Пирсдягис сомнительно покачивает головой. Молчит. Молчит и Юозас Гайлюс, скрывает в коричневой подковке пышных усов усмешку. Четвертый, оставшийся в предбаннике, — колхозный пенсионер Игнас Сартокас. Ему уже за шестьдесят, но он еще довольно крепок, ладно сбит, глаза глубокие, нос крупный, посиневший кончик почти касается верхней припухлой губы, щеки впалые, кое-где нитки морщин. Правда, под подбородком мешочек сморщенной кожи уже свисает, а лоснящуюся плешь покрывают до самых ушей островочки редких седых волос. Сартокас издавна слывет непревзойденным плотником, удивительным резчиком по дереву. Кто сосчитает, сколько коньков вырезал, сколько наличников украсил, сколько крылечек затейливыми узорами расписал. До войны Игнас Сартокас барельеф вырезал с изображением деревни Дягимай, но его работа куда-то загадочно исчезла.
— Не поспешай, мастер, — говорит Моте Мушкетник, заметив, что Игнас Сартокас собирается уйти. — Кому, кому, а тебе в бутылке всегда кайля светит!
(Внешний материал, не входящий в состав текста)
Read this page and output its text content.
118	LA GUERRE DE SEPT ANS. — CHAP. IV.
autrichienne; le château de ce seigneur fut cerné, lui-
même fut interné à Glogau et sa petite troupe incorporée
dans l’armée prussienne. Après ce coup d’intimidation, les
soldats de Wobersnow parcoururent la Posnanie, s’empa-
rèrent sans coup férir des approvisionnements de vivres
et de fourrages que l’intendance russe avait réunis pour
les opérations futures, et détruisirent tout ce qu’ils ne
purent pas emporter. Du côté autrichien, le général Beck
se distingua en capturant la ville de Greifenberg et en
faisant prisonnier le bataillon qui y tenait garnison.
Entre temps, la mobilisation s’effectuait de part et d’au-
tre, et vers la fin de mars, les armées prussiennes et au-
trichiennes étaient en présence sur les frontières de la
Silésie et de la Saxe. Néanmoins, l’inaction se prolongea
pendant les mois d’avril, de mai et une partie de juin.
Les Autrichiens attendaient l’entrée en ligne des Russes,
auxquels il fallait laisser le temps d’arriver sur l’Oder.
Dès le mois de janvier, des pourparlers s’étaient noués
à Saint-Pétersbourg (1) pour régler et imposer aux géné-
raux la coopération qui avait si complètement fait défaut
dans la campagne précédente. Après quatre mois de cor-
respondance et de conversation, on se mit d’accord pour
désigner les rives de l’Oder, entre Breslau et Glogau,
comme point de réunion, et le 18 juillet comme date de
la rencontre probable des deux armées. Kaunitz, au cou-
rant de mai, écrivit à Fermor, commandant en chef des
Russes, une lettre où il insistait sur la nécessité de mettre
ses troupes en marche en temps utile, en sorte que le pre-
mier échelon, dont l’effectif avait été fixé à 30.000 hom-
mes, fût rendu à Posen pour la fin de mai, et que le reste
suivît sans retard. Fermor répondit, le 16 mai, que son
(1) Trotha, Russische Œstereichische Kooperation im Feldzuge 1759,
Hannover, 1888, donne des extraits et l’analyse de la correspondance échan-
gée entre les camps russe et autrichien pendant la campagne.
Все усаживаются за длинный, четырехугольный стол, сколоченный из некрашеных досок, еще пахнущих сосной. Моте Мушкетник к водочке сальца с луком прихватил да еще хлеба краюху. Правда, зачерствел хлебушко в кармане, шутка ли, второй день подряд Моте с ним гуляет (неужто его выбросишь, ежели, как назло, дружка с поллитровкой нет), но закуска — ого-го! Такая закуска может и на вторую бутылочку вдохновить.
Пирсдягис, разогретый стаканчиком, ухмыляется — не идет у него из головы Гайлюсова язвительность.
— Кто был кулаком, тот им и остался. При Сметоне — на тридцати пяти гектарах, а при советской власти не меньсий пан на сестидесяти арах. Батраков и батрацек нет, не наймесь, не погонись на помидоры, бабу с детисками запрягай, пусть сеют, как крепостные какие, только бы побольсе пользы из лоскутка земли вызать… Эх, поймал бы я всех — и каздому колхозному мироеду по одной: нате, мол, гоните в Епусотас, от Пирсдягиса по рублику полуците. Вот так.
Это уж он меня батогом вытянул, мокрой тряпкой по физиономии съездил, по всему видно, догадывается Гайлюс. Но притворяется дураком и пытается замять разговор.
— Болтаешь всякую чепуху, чушь городишь, Пирсдягис. Разве выморишь всех вшей? Будь баня как баня, деревянная, а то домина, из кирпичей сложенный, забрались твои вши, Пирсдягис, за обивку и ждут удобного случая, чтобы выползти оттуда и шмыгнуть под рубаху соседа…
Моте Мушкетнику не по душе эта критика. Так рассуждать, видишь ли, может только недобросовестный элемент или совершенный невежда, прошу прощения за выражение. Скажите, кто раньше в деревне мылся в такой бане? Горячий душ, холодный душ, дымоход, а уж полки какие — ляжешь и таешь от удовольствия. Всюду простор, чистота, ни дымочка. И воду не надо ведрами таскать, и веники с собой брать. Никаких тебе забот! А давно ли, бывало, забирался в эдакий, набитый сажей, карман, стены от копоти в жирных разводах, ткнешься нечаянно плечом в стену или стукнешься головой о потолок — и приходишь домой перепачканный, в пятнах, с больной головой, трещит, бедная, от угара. Черт побери, неохота мне сегодня в такой бане париться, пусть она будет хоть трижды деревянная.